TensorVox - Explore Efficient Neural Speech Synthesis in Desktop Applications Using TensorFlow and PyTorch

Introduction to TensorVox

Overview

TensorVox is an innovative desktop application designed to simplify neural speech synthesis technology for greater accessibility. Its primary objective is to offer a user-friendly and resource-efficient experience, making advanced speech synthesis more approachable for everyone.

Technical Foundation

TensorVox harnesses the power of several cutting-edge technologies. It primarily relies on TensorFlowTTS, with additional support from Coqui-TTS and VITS. The application is crafted using pure C++ and the Qt framework, allowing for lightweight operation. By utilizing the Tensorflow C API for TensorFlow models and LibTorch for PyTorch models, TensorVox performs inference efficiently without the need for extensive Python library installations, focusing instead on a few essential DLLs.

TensorVox Interface

Getting Started

To begin using TensorVox, users can:

Access a comprehensive guide in Google Docs.
Obtain a copy from the available releases, extract the .zip file, and consult the Google Drive folder for models and installation instructions.

For those wishing to utilize personal models, training and exporting the models is a necessary step.

Supported Architectures

TensorVox supports various model architectures across different repositories:

TensorFlowTTS: Includes FastSpeech2, Tacotron2 (both character and phoneme-based), and Multi-Band MelGAN. A Colab notebook is available to demonstrate exporting a char-based Tacotron2 model: Colab Link.
Coqui-TTS: Supports Tacotron2 (phoneme-based IPA) and Multi-Band MelGAN after converting from PyTorch to Tensorflow. An exporting notebook for the LJSpeech DDC model can be found here: Colab Link.
jaywalnut310/VITS: A fully end-to-end model using stressed IPA as phonemes. Export it using this notebook: Colab Link.

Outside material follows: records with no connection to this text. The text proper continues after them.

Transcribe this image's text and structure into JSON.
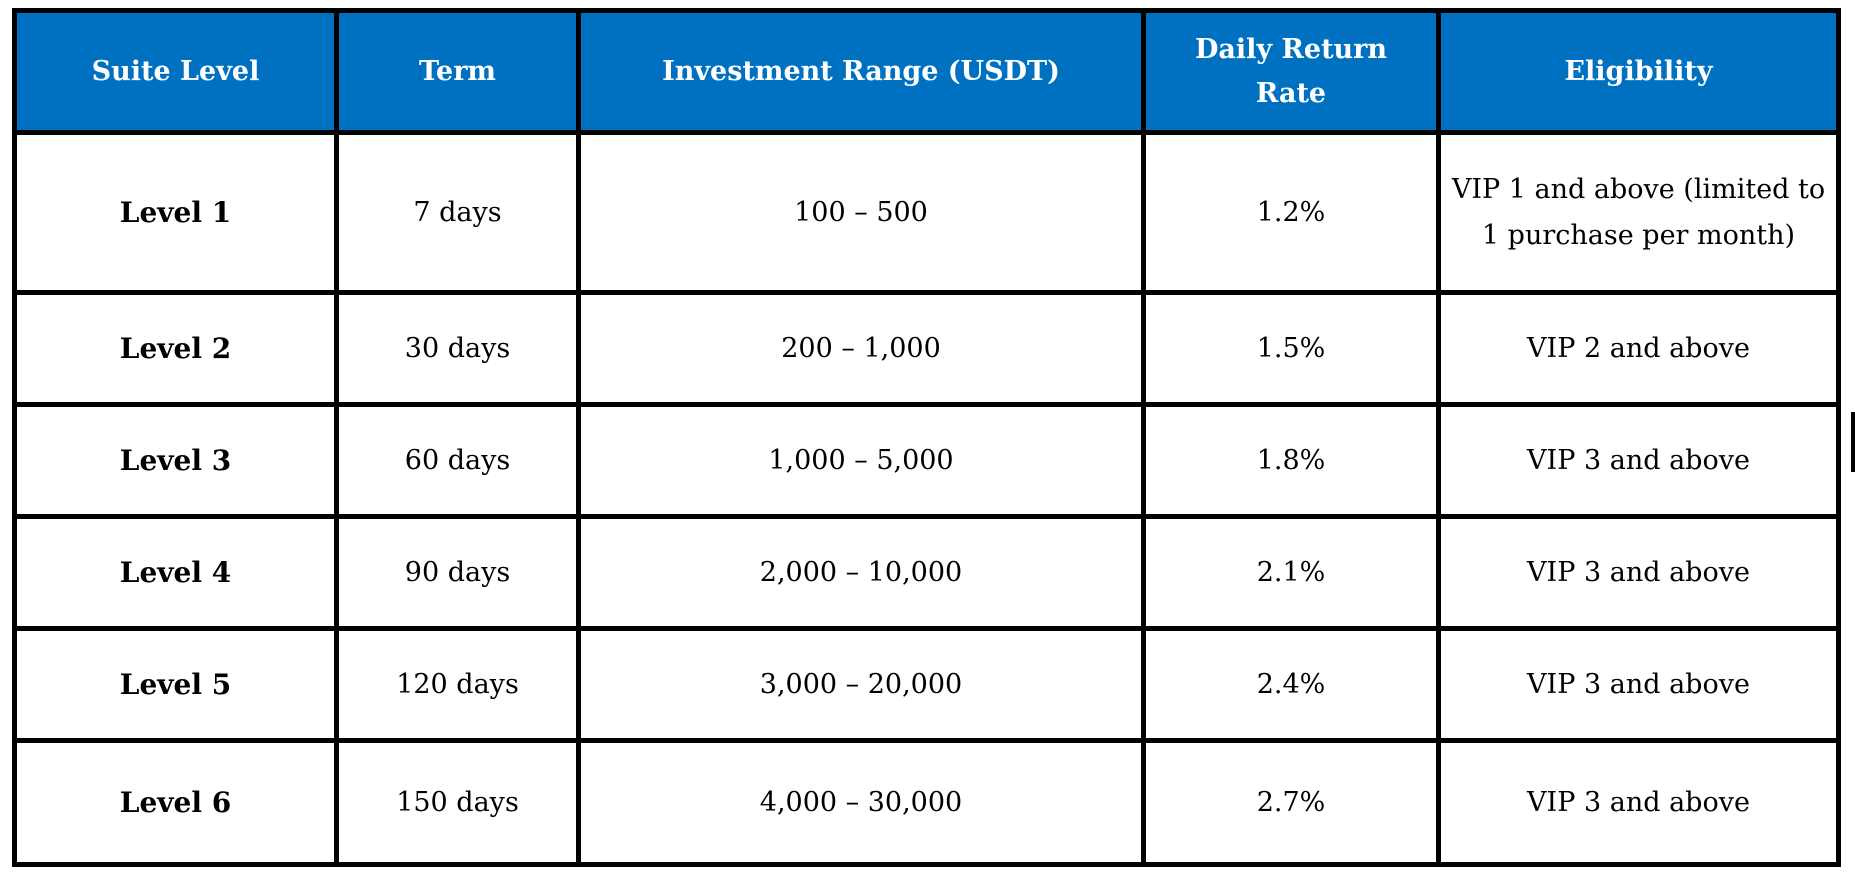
{
  "table": {
    "header_bg": "#0070c0",
    "header_text_color": "#ffffff",
    "headers": [
      "Suite Level",
      "Term",
      "Investment Range (USDT)",
      "Daily Return Rate",
      "Eligibility"
    ],
    "rows": [
      {
        "level": "Level 1",
        "term": "7 days",
        "range": "100 – 500",
        "rate": "1.2%",
        "eligibility": "VIP 1 and above (limited to 1 purchase per month)"
      },
      {
        "level": "Level 2",
        "term": "30 days",
        "range": "200 – 1,000",
        "rate": "1.5%",
        "eligibility": "VIP 2 and above"
      },
      {
        "level": "Level 3",
        "term": "60 days",
        "range": "1,000 – 5,000",
        "rate": "1.8%",
        "eligibility": "VIP 3 and above"
      },
      {
        "level": "Level 4",
        "term": "90 days",
        "range": "2,000 – 10,000",
        "rate": "2.1%",
        "eligibility": "VIP 3 and above"
      },
      {
        "level": "Level 5",
        "term": "120 days",
        "range": "3,000 – 20,000",
        "rate": "2.4%",
        "eligibility": "VIP 3 and above"
      },
      {
        "level": "Level 6",
        "term": "150 days",
        "range": "4,000 – 30,000",
        "rate": "2.7%",
        "eligibility": "VIP 3 and above"
      }
    ]
  }
}
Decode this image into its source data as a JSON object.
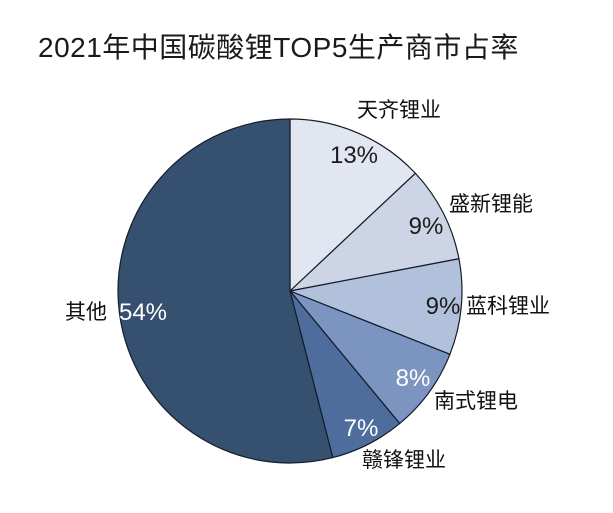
{
  "chart_data": {
    "type": "pie",
    "title": "2021年中国碳酸锂TOP5生产商市占率",
    "direction": "clockwise",
    "start_angle_deg": 0,
    "legend_position": "none",
    "labels_outside": true,
    "background_color": "#ffffff",
    "outline_color": "#141c2b",
    "slices": [
      {
        "label": "天齐锂业",
        "value": 13,
        "display": "13%",
        "color": "#e2e6f0",
        "pct_text_color": "black"
      },
      {
        "label": "盛新锂能",
        "value": 9,
        "display": "9%",
        "color": "#ccd4e5",
        "pct_text_color": "black"
      },
      {
        "label": "蓝科锂业",
        "value": 9,
        "display": "9%",
        "color": "#b2c1db",
        "pct_text_color": "black"
      },
      {
        "label": "南式锂电",
        "value": 8,
        "display": "8%",
        "color": "#7b94c0",
        "pct_text_color": "white"
      },
      {
        "label": "赣锋锂业",
        "value": 7,
        "display": "7%",
        "color": "#4e6d9d",
        "pct_text_color": "white"
      },
      {
        "label": "其他",
        "value": 54,
        "display": "54%",
        "color": "#36506f",
        "pct_text_color": "white"
      }
    ]
  }
}
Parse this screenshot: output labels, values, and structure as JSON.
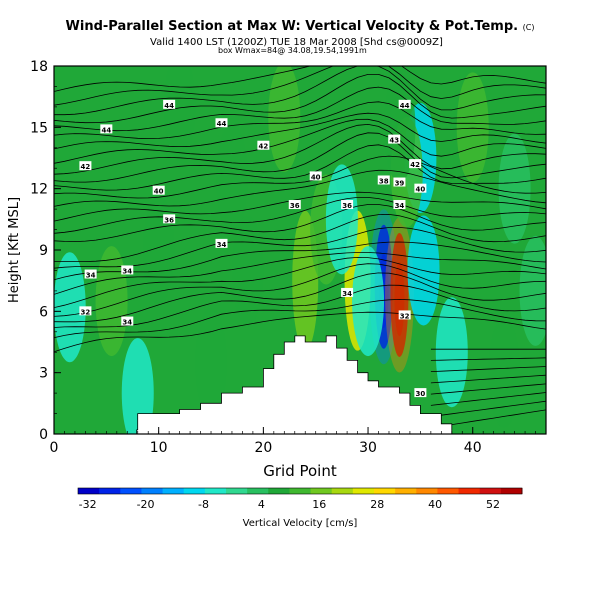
{
  "chart_data": {
    "type": "heatmap",
    "title": "Wind-Parallel Section at Max W: Vertical Velocity & Pot.Temp.",
    "title_mark": "(C)",
    "subtitle": "Valid 1400 LST (1200Z) TUE 18 Mar 2008 [Shd cs@0009Z]",
    "subtitle2": "box Wmax=84@ 34.08,19.54,1991m",
    "xlabel": "Grid Point",
    "ylabel": "Height [Kft MSL]",
    "xlim": [
      0,
      47
    ],
    "ylim": [
      0,
      18
    ],
    "x_ticks": [
      "0",
      "10",
      "20",
      "30",
      "40"
    ],
    "y_ticks": [
      "0",
      "3",
      "6",
      "9",
      "12",
      "15",
      "18"
    ],
    "colorbar": {
      "label": "Vertical Velocity [cm/s]",
      "ticks": [
        "-32",
        "-20",
        "-8",
        "4",
        "16",
        "28",
        "40",
        "52"
      ],
      "range": [
        -34,
        58
      ],
      "colors": [
        "#0000c8",
        "#0022e8",
        "#0050ff",
        "#0080ff",
        "#00b0ff",
        "#00d8f0",
        "#20e8c8",
        "#30d890",
        "#28c060",
        "#20a838",
        "#40b830",
        "#70c820",
        "#a8d810",
        "#e0e800",
        "#ffd800",
        "#ffb000",
        "#ff8800",
        "#ff5800",
        "#f02800",
        "#d01010",
        "#b00000"
      ]
    },
    "contour_labels": [
      "44",
      "44",
      "44",
      "44",
      "42",
      "42",
      "43",
      "42",
      "40",
      "40",
      "38",
      "39",
      "40",
      "36",
      "36",
      "34",
      "34",
      "34",
      "36",
      "34",
      "34",
      "32",
      "34",
      "32",
      "30"
    ],
    "terrain": [
      [
        0,
        0
      ],
      [
        7.9,
        0
      ],
      [
        7.9,
        0.2
      ],
      [
        8,
        0.2
      ],
      [
        8,
        1
      ],
      [
        10,
        1
      ],
      [
        12,
        1
      ],
      [
        12,
        1.2
      ],
      [
        14,
        1.2
      ],
      [
        14,
        1.5
      ],
      [
        16,
        1.5
      ],
      [
        16,
        2
      ],
      [
        18,
        2
      ],
      [
        18,
        2.3
      ],
      [
        20,
        2.3
      ],
      [
        20,
        3.2
      ],
      [
        21,
        3.2
      ],
      [
        21,
        3.9
      ],
      [
        22,
        3.9
      ],
      [
        22,
        4.5
      ],
      [
        23,
        4.5
      ],
      [
        23,
        4.8
      ],
      [
        24,
        4.8
      ],
      [
        24,
        4.5
      ],
      [
        26,
        4.5
      ],
      [
        26,
        4.8
      ],
      [
        27,
        4.8
      ],
      [
        27,
        4.2
      ],
      [
        28,
        4.2
      ],
      [
        28,
        3.6
      ],
      [
        29,
        3.6
      ],
      [
        29,
        3
      ],
      [
        30,
        3
      ],
      [
        30,
        2.6
      ],
      [
        31,
        2.6
      ],
      [
        31,
        2.3
      ],
      [
        33,
        2.3
      ],
      [
        33,
        2
      ],
      [
        34,
        2
      ],
      [
        34,
        1.4
      ],
      [
        35,
        1.4
      ],
      [
        35,
        1
      ],
      [
        37,
        1
      ],
      [
        37,
        0.5
      ],
      [
        38,
        0.5
      ],
      [
        38,
        0
      ],
      [
        47,
        0
      ]
    ],
    "cells": [
      {
        "x": 31.5,
        "y": 7.2,
        "value": -32
      },
      {
        "x": 33.0,
        "y": 6.8,
        "value": 58
      },
      {
        "x": 29.0,
        "y": 7.5,
        "value": 24
      },
      {
        "x": 24.0,
        "y": 7.5,
        "value": 18
      },
      {
        "x": 35.3,
        "y": 8.0,
        "value": -8
      },
      {
        "x": 35.0,
        "y": 13.5,
        "value": -8
      },
      {
        "x": 33.7,
        "y": 12.8,
        "value": 12
      },
      {
        "x": 30.0,
        "y": 6.5,
        "value": -6
      },
      {
        "x": 26.0,
        "y": 10.0,
        "value": 12
      },
      {
        "x": 1.5,
        "y": 6.2,
        "value": -6
      },
      {
        "x": 5.5,
        "y": 6.5,
        "value": 12
      },
      {
        "x": 8.0,
        "y": 2.0,
        "value": -5
      },
      {
        "x": 38.0,
        "y": 4.0,
        "value": -5
      },
      {
        "x": 40.0,
        "y": 15.0,
        "value": 10
      },
      {
        "x": 22.0,
        "y": 15.5,
        "value": 10
      },
      {
        "x": 17.0,
        "y": 12.5,
        "value": 9
      },
      {
        "x": 12.0,
        "y": 16.0,
        "value": 8
      },
      {
        "x": 18.5,
        "y": 8.0,
        "value": 8
      },
      {
        "x": 43.0,
        "y": 3.0,
        "value": 7
      },
      {
        "x": 15.0,
        "y": 3.5,
        "value": 6
      },
      {
        "x": 27.5,
        "y": 10.5,
        "value": -4
      },
      {
        "x": 33.0,
        "y": 15.0,
        "value": 6
      },
      {
        "x": 44.0,
        "y": 12.0,
        "value": 3
      },
      {
        "x": 10.0,
        "y": 9.0,
        "value": 7
      },
      {
        "x": 46.0,
        "y": 7.0,
        "value": 5
      }
    ]
  }
}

Out-of-the-box language support includes English, German, and Spanish, with additional languages possible through IPA, ARPA, or GlobalPhone phoneme sets, enhancing global usability.

Build Instructions

Currently, TensorVox supports Windows 10 x64, with reports of it working on Windows 8.1. Essential requirements include Qt Creator and the MSVC 2017 (v141) compiler. A primed build involves:

Downloading necessary binary dependencies and includes.
Positioning the unzipped deps folder alongside the .pro and main source files.
Opening the project in Qt Creator to compile with the appropriate tools.

Acknowledgments and External Tools

TensorVox incorporates various external tools and libraries, including LibTorch, Tensorflow C API, CppFlow, AudioFile, and several others that enhance its functionality. Special thanks are extended to these projects for their invaluable contributions.

Contact and Support

For questions and discussions, users are encouraged to join the Discord server. Formal inquiries can be directed to the provided email: [email protected].

Licensing

While TensorVox itself is MIT licensed, external models used within the application are subject to their own licensing terms. Users, especially those in specific regions like Vietnam, must review these terms at the respective TensorFlowTTS licensing page.